Previous: Emergency Save, Up: Reference [Contents][Index]

3.11 UTF-8 Support

ne can manipulate UTF-8 files and supports UTF-8 when communicating with the user. At startup, ne fetches the system locale description, and checks whether it contains the string ‘utf8’ or ‘utf-8’. In this case, it starts communicating with the user using UTF-8. This behaviour can be modified either using a suitable command line option (see see Arguments), or using UTF8IO. This makes it possible to display and read from the keyboard a wide range of characters.

Independently of the input/output encoding, ne keeps track of the encoding of each document. ne does not try to select a particular coding on a document, unless it is forced to do so, for instance because a certain character is inserted.
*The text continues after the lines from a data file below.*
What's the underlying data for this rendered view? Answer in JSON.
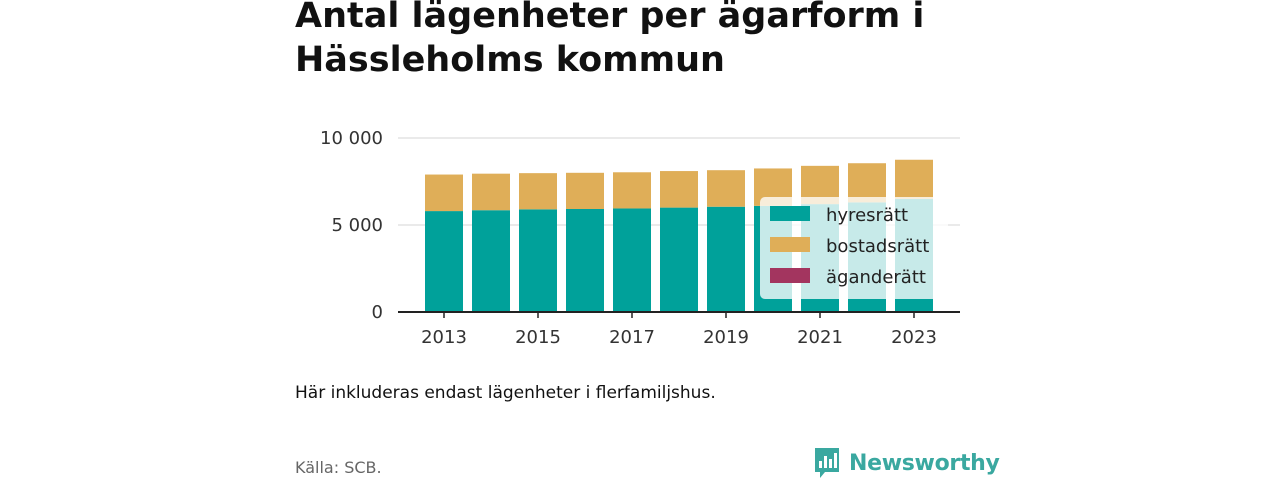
{
  "title": "Antal lägenheter per ägarform i Hässleholms kommun",
  "note": "Här inkluderas endast lägenheter i flerfamiljshus.",
  "source": "Källa: SCB.",
  "brand": {
    "name": "Newsworthy",
    "icon": "newsworthy-logo-icon",
    "color": "#3aa8a0"
  },
  "colors": {
    "hyresratt": "#00a19a",
    "bostadsratt": "#dfae58",
    "aganderatt": "#a3355f",
    "grid": "#dddddd",
    "axis": "#222222"
  },
  "chart_data": {
    "type": "bar",
    "stacked": true,
    "categories": [
      "2013",
      "2014",
      "2015",
      "2016",
      "2017",
      "2018",
      "2019",
      "2020",
      "2021",
      "2022",
      "2023"
    ],
    "x_tick_labels": [
      "2013",
      "2015",
      "2017",
      "2019",
      "2021",
      "2023"
    ],
    "series": [
      {
        "name": "hyresrätt",
        "color": "#00a19a",
        "values": [
          5800,
          5850,
          5900,
          5920,
          5950,
          6000,
          6050,
          6100,
          6200,
          6300,
          6500
        ]
      },
      {
        "name": "bostadsrätt",
        "color": "#dfae58",
        "values": [
          2100,
          2100,
          2080,
          2080,
          2080,
          2100,
          2100,
          2150,
          2200,
          2250,
          2250
        ]
      },
      {
        "name": "äganderätt",
        "color": "#a3355f",
        "values": [
          0,
          0,
          0,
          0,
          0,
          0,
          0,
          0,
          0,
          0,
          0
        ]
      }
    ],
    "y_ticks": [
      0,
      5000,
      10000
    ],
    "y_tick_labels": [
      "0",
      "5 000",
      "10 000"
    ],
    "ylim": [
      0,
      10000
    ],
    "grid": true,
    "legend_position": "right, over bars"
  }
}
Once a document has a definite encoding, however, it keeps it forever.

More precisely, every document may be in one of three encoding modes: US-ASCII, when it is entirely composed of US-ASCII characters; 8-bit, if it contains also other characters, but it is not UTF-8 encoded; and finally, UTF-8, if it is UTF-8-encoded.

The behaviour of ne in US-ASCII and 8-bit mode is similar to previous versions: each byte in the document is considered a separate character.
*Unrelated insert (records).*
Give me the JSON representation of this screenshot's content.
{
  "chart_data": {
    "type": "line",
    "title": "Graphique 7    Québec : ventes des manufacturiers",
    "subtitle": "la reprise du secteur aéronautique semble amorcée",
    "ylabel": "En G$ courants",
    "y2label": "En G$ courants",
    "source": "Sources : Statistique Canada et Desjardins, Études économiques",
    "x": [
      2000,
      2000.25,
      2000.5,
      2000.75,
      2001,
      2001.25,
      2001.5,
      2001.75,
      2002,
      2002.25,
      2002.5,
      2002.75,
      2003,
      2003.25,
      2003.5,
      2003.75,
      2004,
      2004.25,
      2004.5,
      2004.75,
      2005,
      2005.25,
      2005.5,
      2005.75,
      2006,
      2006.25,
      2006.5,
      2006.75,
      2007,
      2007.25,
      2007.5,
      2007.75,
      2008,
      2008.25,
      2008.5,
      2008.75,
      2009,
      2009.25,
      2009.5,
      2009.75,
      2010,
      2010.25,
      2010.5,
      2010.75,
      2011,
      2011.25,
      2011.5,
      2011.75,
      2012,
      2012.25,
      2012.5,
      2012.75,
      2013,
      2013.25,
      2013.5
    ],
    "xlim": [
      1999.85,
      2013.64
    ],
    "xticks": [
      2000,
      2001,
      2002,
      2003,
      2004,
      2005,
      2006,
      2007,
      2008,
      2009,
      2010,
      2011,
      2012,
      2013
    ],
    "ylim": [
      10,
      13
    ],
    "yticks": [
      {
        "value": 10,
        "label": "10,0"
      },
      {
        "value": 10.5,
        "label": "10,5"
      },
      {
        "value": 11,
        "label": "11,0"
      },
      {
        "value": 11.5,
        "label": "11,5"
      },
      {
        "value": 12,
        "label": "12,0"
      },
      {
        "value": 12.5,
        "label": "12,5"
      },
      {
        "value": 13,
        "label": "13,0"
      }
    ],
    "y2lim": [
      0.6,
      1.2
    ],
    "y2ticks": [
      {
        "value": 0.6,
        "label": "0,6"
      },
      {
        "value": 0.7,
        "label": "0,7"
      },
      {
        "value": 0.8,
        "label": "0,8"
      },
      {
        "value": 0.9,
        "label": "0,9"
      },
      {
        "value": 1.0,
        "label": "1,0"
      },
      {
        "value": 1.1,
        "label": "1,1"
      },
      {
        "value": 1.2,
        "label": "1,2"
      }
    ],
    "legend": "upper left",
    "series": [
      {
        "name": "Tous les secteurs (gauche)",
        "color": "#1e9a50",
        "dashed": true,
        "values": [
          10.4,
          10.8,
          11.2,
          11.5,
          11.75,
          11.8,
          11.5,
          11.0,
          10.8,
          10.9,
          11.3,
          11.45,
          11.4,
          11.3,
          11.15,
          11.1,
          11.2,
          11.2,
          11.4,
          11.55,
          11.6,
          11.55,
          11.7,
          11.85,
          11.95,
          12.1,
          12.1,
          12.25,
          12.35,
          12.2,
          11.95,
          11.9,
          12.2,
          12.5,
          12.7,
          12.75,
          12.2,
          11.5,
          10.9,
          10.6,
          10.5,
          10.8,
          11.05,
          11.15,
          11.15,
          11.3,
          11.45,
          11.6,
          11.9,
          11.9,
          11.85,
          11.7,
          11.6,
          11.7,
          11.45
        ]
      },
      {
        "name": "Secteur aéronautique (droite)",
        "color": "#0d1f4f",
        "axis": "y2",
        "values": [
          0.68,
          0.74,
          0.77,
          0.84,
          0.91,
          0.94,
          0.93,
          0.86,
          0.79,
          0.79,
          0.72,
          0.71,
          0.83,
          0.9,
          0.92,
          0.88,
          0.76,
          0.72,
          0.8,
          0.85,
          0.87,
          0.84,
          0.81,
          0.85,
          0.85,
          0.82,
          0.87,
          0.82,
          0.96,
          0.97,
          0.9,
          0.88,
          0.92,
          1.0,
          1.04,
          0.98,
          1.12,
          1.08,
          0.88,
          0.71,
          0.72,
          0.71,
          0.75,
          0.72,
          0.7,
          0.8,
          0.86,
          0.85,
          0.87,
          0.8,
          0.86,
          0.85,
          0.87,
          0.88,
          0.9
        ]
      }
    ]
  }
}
There are, however, two important differences: first, if I/O is not UTF-8 encoded, any encoding of the ISO-8859 family will work flawlessly, as ne merely reads bytes from the keyboard and displays bytes on the screen. On the contrary, in the case of UTF-8 input/output ne must take a decision as to which encoding is used for non-UTF-8 documents, and presently this is hardwired to ISO-8859-1. Second, 8-bit documents use localized casing and character type functions. This means that case-insensitive searches or case foldings will work with, say, Cyrillic characters, provided that your locale is set correctly.
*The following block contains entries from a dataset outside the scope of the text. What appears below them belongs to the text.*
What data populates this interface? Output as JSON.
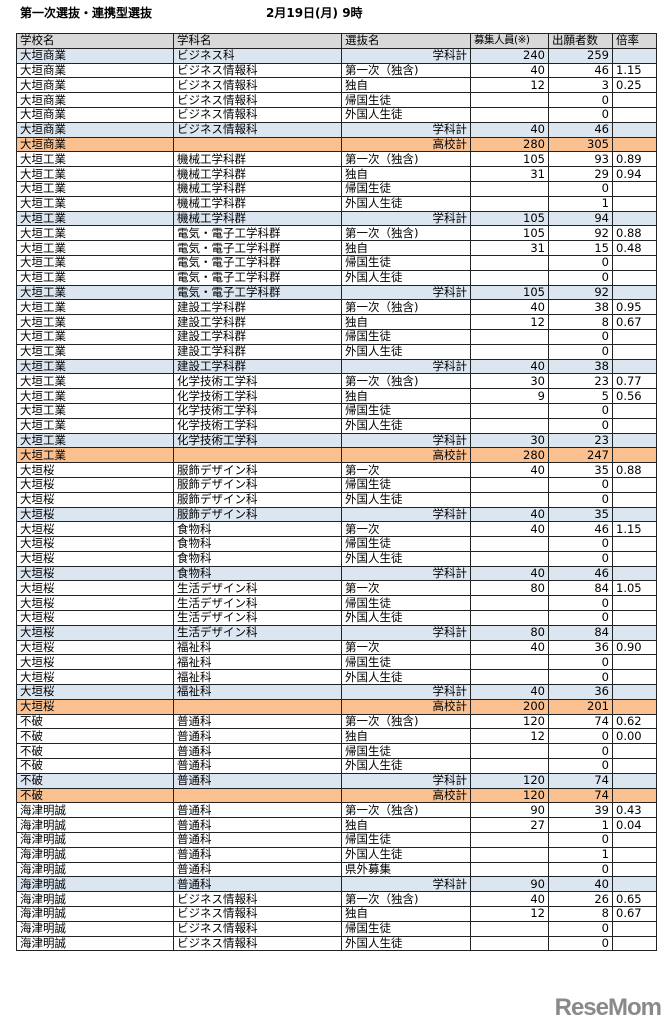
{
  "header": {
    "title": "第一次選抜・連携型選抜",
    "datetime": "2月19日(月) 9時"
  },
  "columns": [
    "学校名",
    "学科名",
    "選抜名",
    "募集人員(※)",
    "出願者数",
    "倍率"
  ],
  "rows": [
    [
      "大垣商業",
      "ビジネス科",
      "学科計",
      "240",
      "259",
      "",
      "sub"
    ],
    [
      "大垣商業",
      "ビジネス情報科",
      "第一次（独含)",
      "40",
      "46",
      "1.15",
      ""
    ],
    [
      "大垣商業",
      "ビジネス情報科",
      "独自",
      "12",
      "3",
      "0.25",
      ""
    ],
    [
      "大垣商業",
      "ビジネス情報科",
      "帰国生徒",
      "",
      "0",
      "",
      ""
    ],
    [
      "大垣商業",
      "ビジネス情報科",
      "外国人生徒",
      "",
      "0",
      "",
      ""
    ],
    [
      "大垣商業",
      "ビジネス情報科",
      "学科計",
      "40",
      "46",
      "",
      "sub"
    ],
    [
      "大垣商業",
      "",
      "高校計",
      "280",
      "305",
      "",
      "total"
    ],
    [
      "大垣工業",
      "機械工学科群",
      "第一次（独含)",
      "105",
      "93",
      "0.89",
      ""
    ],
    [
      "大垣工業",
      "機械工学科群",
      "独自",
      "31",
      "29",
      "0.94",
      ""
    ],
    [
      "大垣工業",
      "機械工学科群",
      "帰国生徒",
      "",
      "0",
      "",
      ""
    ],
    [
      "大垣工業",
      "機械工学科群",
      "外国人生徒",
      "",
      "1",
      "",
      ""
    ],
    [
      "大垣工業",
      "機械工学科群",
      "学科計",
      "105",
      "94",
      "",
      "sub"
    ],
    [
      "大垣工業",
      "電気・電子工学科群",
      "第一次（独含)",
      "105",
      "92",
      "0.88",
      ""
    ],
    [
      "大垣工業",
      "電気・電子工学科群",
      "独自",
      "31",
      "15",
      "0.48",
      ""
    ],
    [
      "大垣工業",
      "電気・電子工学科群",
      "帰国生徒",
      "",
      "0",
      "",
      ""
    ],
    [
      "大垣工業",
      "電気・電子工学科群",
      "外国人生徒",
      "",
      "0",
      "",
      ""
    ],
    [
      "大垣工業",
      "電気・電子工学科群",
      "学科計",
      "105",
      "92",
      "",
      "sub"
    ],
    [
      "大垣工業",
      "建設工学科群",
      "第一次（独含)",
      "40",
      "38",
      "0.95",
      ""
    ],
    [
      "大垣工業",
      "建設工学科群",
      "独自",
      "12",
      "8",
      "0.67",
      ""
    ],
    [
      "大垣工業",
      "建設工学科群",
      "帰国生徒",
      "",
      "0",
      "",
      ""
    ],
    [
      "大垣工業",
      "建設工学科群",
      "外国人生徒",
      "",
      "0",
      "",
      ""
    ],
    [
      "大垣工業",
      "建設工学科群",
      "学科計",
      "40",
      "38",
      "",
      "sub"
    ],
    [
      "大垣工業",
      "化学技術工学科",
      "第一次（独含)",
      "30",
      "23",
      "0.77",
      ""
    ],
    [
      "大垣工業",
      "化学技術工学科",
      "独自",
      "9",
      "5",
      "0.56",
      ""
    ],
    [
      "大垣工業",
      "化学技術工学科",
      "帰国生徒",
      "",
      "0",
      "",
      ""
    ],
    [
      "大垣工業",
      "化学技術工学科",
      "外国人生徒",
      "",
      "0",
      "",
      ""
    ],
    [
      "大垣工業",
      "化学技術工学科",
      "学科計",
      "30",
      "23",
      "",
      "sub"
    ],
    [
      "大垣工業",
      "",
      "高校計",
      "280",
      "247",
      "",
      "total"
    ],
    [
      "大垣桜",
      "服飾デザイン科",
      "第一次",
      "40",
      "35",
      "0.88",
      ""
    ],
    [
      "大垣桜",
      "服飾デザイン科",
      "帰国生徒",
      "",
      "0",
      "",
      ""
    ],
    [
      "大垣桜",
      "服飾デザイン科",
      "外国人生徒",
      "",
      "0",
      "",
      ""
    ],
    [
      "大垣桜",
      "服飾デザイン科",
      "学科計",
      "40",
      "35",
      "",
      "sub"
    ],
    [
      "大垣桜",
      "食物科",
      "第一次",
      "40",
      "46",
      "1.15",
      ""
    ],
    [
      "大垣桜",
      "食物科",
      "帰国生徒",
      "",
      "0",
      "",
      ""
    ],
    [
      "大垣桜",
      "食物科",
      "外国人生徒",
      "",
      "0",
      "",
      ""
    ],
    [
      "大垣桜",
      "食物科",
      "学科計",
      "40",
      "46",
      "",
      "sub"
    ],
    [
      "大垣桜",
      "生活デザイン科",
      "第一次",
      "80",
      "84",
      "1.05",
      ""
    ],
    [
      "大垣桜",
      "生活デザイン科",
      "帰国生徒",
      "",
      "0",
      "",
      ""
    ],
    [
      "大垣桜",
      "生活デザイン科",
      "外国人生徒",
      "",
      "0",
      "",
      ""
    ],
    [
      "大垣桜",
      "生活デザイン科",
      "学科計",
      "80",
      "84",
      "",
      "sub"
    ],
    [
      "大垣桜",
      "福祉科",
      "第一次",
      "40",
      "36",
      "0.90",
      ""
    ],
    [
      "大垣桜",
      "福祉科",
      "帰国生徒",
      "",
      "0",
      "",
      ""
    ],
    [
      "大垣桜",
      "福祉科",
      "外国人生徒",
      "",
      "0",
      "",
      ""
    ],
    [
      "大垣桜",
      "福祉科",
      "学科計",
      "40",
      "36",
      "",
      "sub"
    ],
    [
      "大垣桜",
      "",
      "高校計",
      "200",
      "201",
      "",
      "total"
    ],
    [
      "不破",
      "普通科",
      "第一次（独含)",
      "120",
      "74",
      "0.62",
      ""
    ],
    [
      "不破",
      "普通科",
      "独自",
      "12",
      "0",
      "0.00",
      ""
    ],
    [
      "不破",
      "普通科",
      "帰国生徒",
      "",
      "0",
      "",
      ""
    ],
    [
      "不破",
      "普通科",
      "外国人生徒",
      "",
      "0",
      "",
      ""
    ],
    [
      "不破",
      "普通科",
      "学科計",
      "120",
      "74",
      "",
      "sub"
    ],
    [
      "不破",
      "",
      "高校計",
      "120",
      "74",
      "",
      "total"
    ],
    [
      "海津明誠",
      "普通科",
      "第一次（独含)",
      "90",
      "39",
      "0.43",
      ""
    ],
    [
      "海津明誠",
      "普通科",
      "独自",
      "27",
      "1",
      "0.04",
      ""
    ],
    [
      "海津明誠",
      "普通科",
      "帰国生徒",
      "",
      "0",
      "",
      ""
    ],
    [
      "海津明誠",
      "普通科",
      "外国人生徒",
      "",
      "1",
      "",
      ""
    ],
    [
      "海津明誠",
      "普通科",
      "県外募集",
      "",
      "0",
      "",
      ""
    ],
    [
      "海津明誠",
      "普通科",
      "学科計",
      "90",
      "40",
      "",
      "sub"
    ],
    [
      "海津明誠",
      "ビジネス情報科",
      "第一次（独含)",
      "40",
      "26",
      "0.65",
      ""
    ],
    [
      "海津明誠",
      "ビジネス情報科",
      "独自",
      "12",
      "8",
      "0.67",
      ""
    ],
    [
      "海津明誠",
      "ビジネス情報科",
      "帰国生徒",
      "",
      "0",
      "",
      ""
    ],
    [
      "海津明誠",
      "ビジネス情報科",
      "外国人生徒",
      "",
      "0",
      "",
      ""
    ]
  ],
  "colors": {
    "subtotal_bg": "#dce6f1",
    "school_total_bg": "#fac090",
    "header_bg": "#d9d9d9"
  },
  "watermark": "ReseMom"
}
In UTF-8 mode, instead, ne interprets the bytes in the document in a different way—several bytes may encode a single character. The whole process is completely transparent to the user, but if you really want to look at the document content, you can switch to 8-bit mode (see see UTF8).

For most operations, UTF-8 support should be transparent. However, in some cases, in particular when mixing documents with different encodings, ne will refuse to perform certain operations because of incompatible encodings.

The main limitation of UTF-8 documents is that when searching for a regular expression in a UTF-8 text, character sets may only contain US-ASCII characters (see see Regular Expressions). You can, of course, partially emulate a full UTF-8 character set implementation specifying the possible alternatives using ‘|’ (but you have no ranges).